W kopalniach trwa referendum strajkowe
W śląskich kopalniach trwa referendum strajkowe - poinformował wiceprzewodniczący Związku Zawodowego Górników w Polsce Wacław Czerkawski. Górnicy odpowiadają w nim na pytanie, czy przystąpią do strajku, jeżeli nie otrzymają wypłat z ubiegłorocznych zysków górnictwa. W tym samym czasie w Warszawie mają być kontynuowane negocjacje w tej sprawie.
Pierwsza tura rozmów, prowadzonych na forum zespołu trójstronnego ds. bezpieczeństwa socjalnego górników, nie przyniosła żadnych rezultatów. W środę górnicy i strona rządowa, reprezentowana przez odpowiedzialnego za górnictwo wiceministra gospodarki Pawła Poncyljusza, rozstali się bez żadnych uzgodnień. Związkowcy powołali komitet protestacyjny.
Referendum zaczęło się rano i potrwa do północy w poniedziałek. Jego wyniki mogą być znane we wtorek.

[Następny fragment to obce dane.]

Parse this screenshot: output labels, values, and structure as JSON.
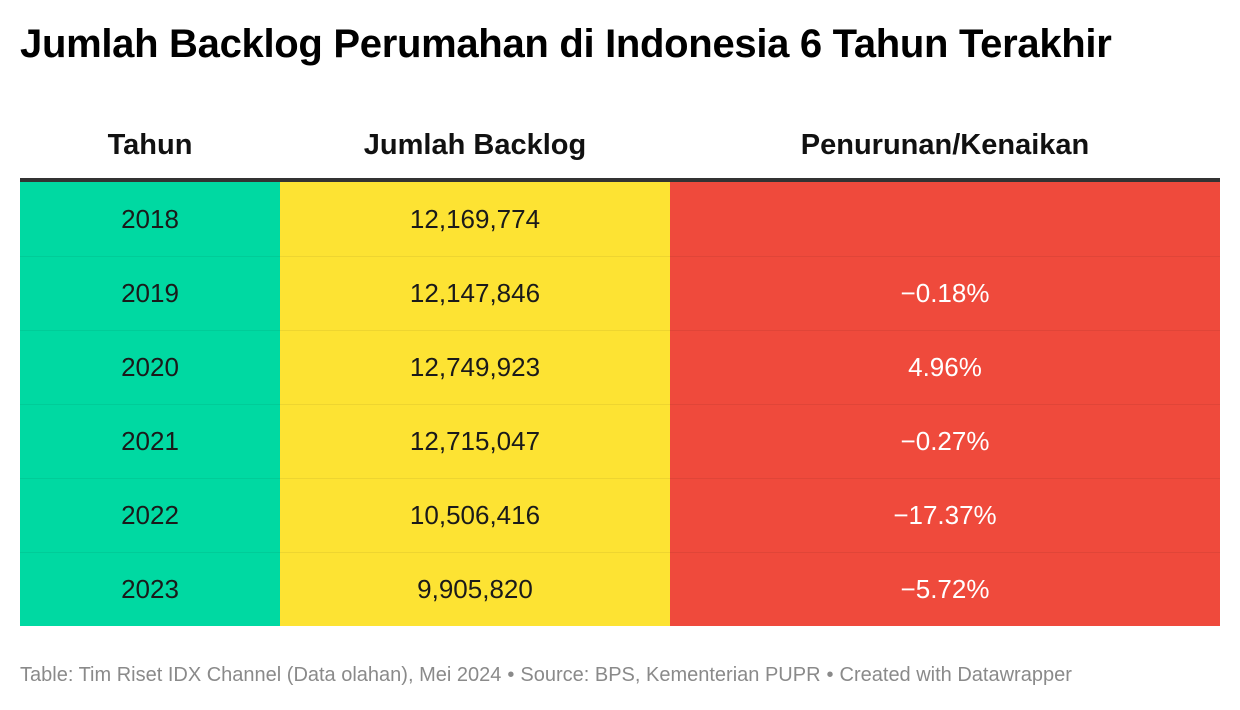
{
  "title": "Jumlah Backlog Perumahan di Indonesia 6 Tahun Terakhir",
  "footer": {
    "table_credit": "Table: Tim Riset IDX Channel (Data olahan), Mei 2024",
    "source": "Source: BPS, Kementerian PUPR",
    "created_with": "Created with Datawrapper",
    "separator": "•"
  },
  "colors": {
    "year_column": "#00d9a2",
    "backlog_column": "#fde333",
    "change_column": "#ef4a3c"
  },
  "chart_data": {
    "type": "table",
    "title": "Jumlah Backlog Perumahan di Indonesia 6 Tahun Terakhir",
    "columns": [
      "Tahun",
      "Jumlah Backlog",
      "Penurunan/Kenaikan"
    ],
    "rows": [
      [
        "2018",
        "12,169,774",
        ""
      ],
      [
        "2019",
        "12,147,846",
        "−0.18%"
      ],
      [
        "2020",
        "12,749,923",
        "4.96%"
      ],
      [
        "2021",
        "12,715,047",
        "−0.27%"
      ],
      [
        "2022",
        "10,506,416",
        "−17.37%"
      ],
      [
        "2023",
        "9,905,820",
        "−5.72%"
      ]
    ],
    "backlog_values": [
      12169774,
      12147846,
      12749923,
      12715047,
      10506416,
      9905820
    ],
    "change_percent": [
      null,
      -0.18,
      4.96,
      -0.27,
      -17.37,
      -5.72
    ]
  }
}
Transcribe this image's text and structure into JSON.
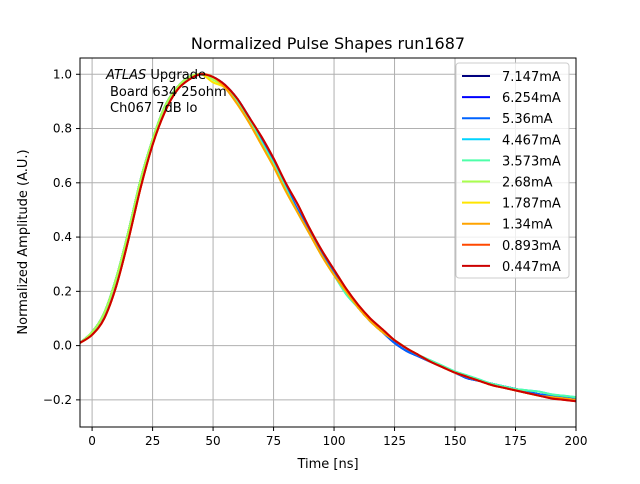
{
  "chart_data": {
    "type": "line",
    "title": "Normalized Pulse Shapes run1687",
    "xlabel": "Time [ns]",
    "ylabel": "Normalized Amplitude (A.U.)",
    "xlim": [
      -5,
      200
    ],
    "ylim": [
      -0.3,
      1.06
    ],
    "xticks": [
      0,
      25,
      50,
      75,
      100,
      125,
      150,
      175,
      200
    ],
    "yticks": [
      -0.2,
      0.0,
      0.2,
      0.4,
      0.6,
      0.8,
      1.0
    ],
    "xtick_labels": [
      "0",
      "25",
      "50",
      "75",
      "100",
      "125",
      "150",
      "175",
      "200"
    ],
    "ytick_labels": [
      "−0.2",
      "0.0",
      "0.2",
      "0.4",
      "0.6",
      "0.8",
      "1.0"
    ],
    "grid": true,
    "legend_position": "top-right",
    "annotation": {
      "line1_italic": "ATLAS",
      "line1_rest": " Upgrade",
      "line2": "Board 634 25ohm",
      "line3": "Ch067 7dB lo"
    },
    "x": [
      -5,
      0,
      5,
      10,
      15,
      20,
      25,
      30,
      35,
      40,
      45,
      50,
      55,
      60,
      65,
      70,
      75,
      80,
      85,
      90,
      95,
      100,
      105,
      110,
      115,
      120,
      125,
      130,
      135,
      140,
      145,
      150,
      155,
      160,
      165,
      170,
      175,
      180,
      185,
      190,
      195,
      200
    ],
    "series": [
      {
        "name": "7.147mA",
        "color": "#00007f",
        "values": [
          0.01,
          0.05,
          0.12,
          0.25,
          0.42,
          0.61,
          0.76,
          0.88,
          0.95,
          0.99,
          1.0,
          0.99,
          0.96,
          0.91,
          0.84,
          0.76,
          0.68,
          0.59,
          0.5,
          0.42,
          0.34,
          0.27,
          0.2,
          0.14,
          0.09,
          0.05,
          0.01,
          -0.02,
          -0.04,
          -0.06,
          -0.08,
          -0.1,
          -0.12,
          -0.13,
          -0.14,
          -0.15,
          -0.16,
          -0.17,
          -0.18,
          -0.185,
          -0.19,
          -0.195
        ]
      },
      {
        "name": "6.254mA",
        "color": "#0000ff",
        "values": [
          0.01,
          0.05,
          0.12,
          0.25,
          0.42,
          0.61,
          0.76,
          0.88,
          0.95,
          0.99,
          1.0,
          0.99,
          0.96,
          0.91,
          0.84,
          0.76,
          0.68,
          0.59,
          0.5,
          0.42,
          0.34,
          0.27,
          0.2,
          0.14,
          0.09,
          0.05,
          0.01,
          -0.02,
          -0.04,
          -0.06,
          -0.08,
          -0.1,
          -0.12,
          -0.13,
          -0.14,
          -0.15,
          -0.16,
          -0.17,
          -0.18,
          -0.185,
          -0.19,
          -0.195
        ]
      },
      {
        "name": "5.36mA",
        "color": "#0063ff",
        "values": [
          0.01,
          0.05,
          0.12,
          0.25,
          0.42,
          0.61,
          0.76,
          0.88,
          0.95,
          0.99,
          1.0,
          0.99,
          0.96,
          0.91,
          0.84,
          0.76,
          0.68,
          0.59,
          0.5,
          0.42,
          0.34,
          0.27,
          0.2,
          0.14,
          0.09,
          0.05,
          0.01,
          -0.02,
          -0.04,
          -0.06,
          -0.08,
          -0.1,
          -0.12,
          -0.13,
          -0.14,
          -0.15,
          -0.16,
          -0.17,
          -0.18,
          -0.185,
          -0.19,
          -0.195
        ]
      },
      {
        "name": "4.467mA",
        "color": "#00d4ff",
        "values": [
          0.01,
          0.05,
          0.12,
          0.25,
          0.42,
          0.61,
          0.76,
          0.88,
          0.95,
          0.99,
          1.0,
          0.99,
          0.95,
          0.9,
          0.83,
          0.75,
          0.67,
          0.58,
          0.49,
          0.41,
          0.33,
          0.26,
          0.19,
          0.14,
          0.09,
          0.05,
          0.02,
          -0.01,
          -0.035,
          -0.055,
          -0.075,
          -0.095,
          -0.11,
          -0.125,
          -0.14,
          -0.15,
          -0.16,
          -0.165,
          -0.17,
          -0.18,
          -0.185,
          -0.19
        ]
      },
      {
        "name": "3.573mA",
        "color": "#4effa9",
        "values": [
          0.01,
          0.05,
          0.12,
          0.25,
          0.42,
          0.61,
          0.76,
          0.88,
          0.95,
          0.99,
          1.0,
          0.99,
          0.95,
          0.9,
          0.83,
          0.75,
          0.67,
          0.58,
          0.49,
          0.41,
          0.33,
          0.26,
          0.19,
          0.14,
          0.09,
          0.05,
          0.02,
          -0.01,
          -0.035,
          -0.055,
          -0.075,
          -0.095,
          -0.11,
          -0.125,
          -0.14,
          -0.15,
          -0.16,
          -0.165,
          -0.17,
          -0.18,
          -0.185,
          -0.19
        ]
      },
      {
        "name": "2.68mA",
        "color": "#a9ff4e",
        "values": [
          0.01,
          0.05,
          0.12,
          0.25,
          0.42,
          0.61,
          0.76,
          0.88,
          0.95,
          0.99,
          1.0,
          0.98,
          0.95,
          0.89,
          0.82,
          0.74,
          0.66,
          0.57,
          0.49,
          0.41,
          0.33,
          0.26,
          0.2,
          0.14,
          0.09,
          0.05,
          0.02,
          -0.01,
          -0.035,
          -0.06,
          -0.08,
          -0.1,
          -0.115,
          -0.13,
          -0.145,
          -0.155,
          -0.165,
          -0.175,
          -0.185,
          -0.19,
          -0.195,
          -0.2
        ]
      },
      {
        "name": "1.787mA",
        "color": "#ffe500",
        "values": [
          0.01,
          0.04,
          0.1,
          0.22,
          0.39,
          0.58,
          0.74,
          0.86,
          0.94,
          0.98,
          1.0,
          0.97,
          0.95,
          0.89,
          0.82,
          0.74,
          0.66,
          0.57,
          0.49,
          0.41,
          0.33,
          0.26,
          0.2,
          0.14,
          0.09,
          0.05,
          0.02,
          -0.01,
          -0.035,
          -0.06,
          -0.08,
          -0.1,
          -0.115,
          -0.13,
          -0.145,
          -0.155,
          -0.165,
          -0.175,
          -0.185,
          -0.19,
          -0.195,
          -0.2
        ]
      },
      {
        "name": "1.34mA",
        "color": "#ffa300",
        "values": [
          0.01,
          0.04,
          0.1,
          0.22,
          0.39,
          0.58,
          0.74,
          0.86,
          0.94,
          0.98,
          1.0,
          0.99,
          0.95,
          0.89,
          0.82,
          0.74,
          0.66,
          0.57,
          0.49,
          0.41,
          0.33,
          0.26,
          0.2,
          0.14,
          0.09,
          0.05,
          0.02,
          -0.01,
          -0.035,
          -0.06,
          -0.08,
          -0.1,
          -0.115,
          -0.13,
          -0.145,
          -0.155,
          -0.165,
          -0.175,
          -0.185,
          -0.19,
          -0.195,
          -0.2
        ]
      },
      {
        "name": "0.893mA",
        "color": "#ff4800",
        "values": [
          0.01,
          0.04,
          0.1,
          0.22,
          0.39,
          0.58,
          0.74,
          0.86,
          0.94,
          0.98,
          1.0,
          0.99,
          0.96,
          0.91,
          0.84,
          0.77,
          0.69,
          0.6,
          0.52,
          0.43,
          0.35,
          0.28,
          0.21,
          0.15,
          0.1,
          0.06,
          0.02,
          -0.01,
          -0.035,
          -0.06,
          -0.08,
          -0.1,
          -0.115,
          -0.13,
          -0.145,
          -0.155,
          -0.165,
          -0.175,
          -0.185,
          -0.195,
          -0.2,
          -0.205
        ]
      },
      {
        "name": "0.447mA",
        "color": "#cc0000",
        "values": [
          0.01,
          0.04,
          0.1,
          0.22,
          0.39,
          0.58,
          0.74,
          0.86,
          0.94,
          0.98,
          1.0,
          0.99,
          0.96,
          0.91,
          0.84,
          0.77,
          0.69,
          0.6,
          0.52,
          0.43,
          0.35,
          0.28,
          0.21,
          0.15,
          0.1,
          0.06,
          0.02,
          -0.01,
          -0.035,
          -0.06,
          -0.08,
          -0.1,
          -0.115,
          -0.13,
          -0.145,
          -0.155,
          -0.165,
          -0.175,
          -0.185,
          -0.195,
          -0.2,
          -0.205
        ]
      }
    ]
  }
}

"Jedziemy dziś do Warszawy z nadziejami, że tym razem uda się dojść do porozumienia. Wtedy wynik referendum będzie nieistotny" - powiedział Czerkawski.
O negatywnej rekomendacji resortu gospodarki dla wypłat z zysków poinformował niedawno wiceminister Poncyljusz. Argumentował, że w branży przekroczony został wskaźnik wzrostu wynagrodzeń, a wzrost ten nadal nie jest skojarzony z efektywnością pracy. Skrytykował zatrudnianie w kopalniach 1,3 tys. osób, które nabyły uprawnienia emerytalne, oraz wskazał na brak porozumienia w sprawie przyjęcia układów zbiorowych.
Wypłaty z zysku domagają się związki w Jastrzębskiej Spółce Węglowej (JSW)
, Kompanii Węglowej (KW) i Katowickim Holdingu Węglowym (KHW). Najwyższy zysk miała w ubiegłym roku JSW - ok. 800 mln zł netto, KW zarobiła ponad 260 mln zł, a KHW ponad 80,3 mln zł.
W JSW związkowcy domagają się wypłaty w wysokości mniej więcej dodatkowej pensji, w KHW i KW są skłonni zgodzić się na mniejsze kwoty i ewentualną wypłatę np. w bonach.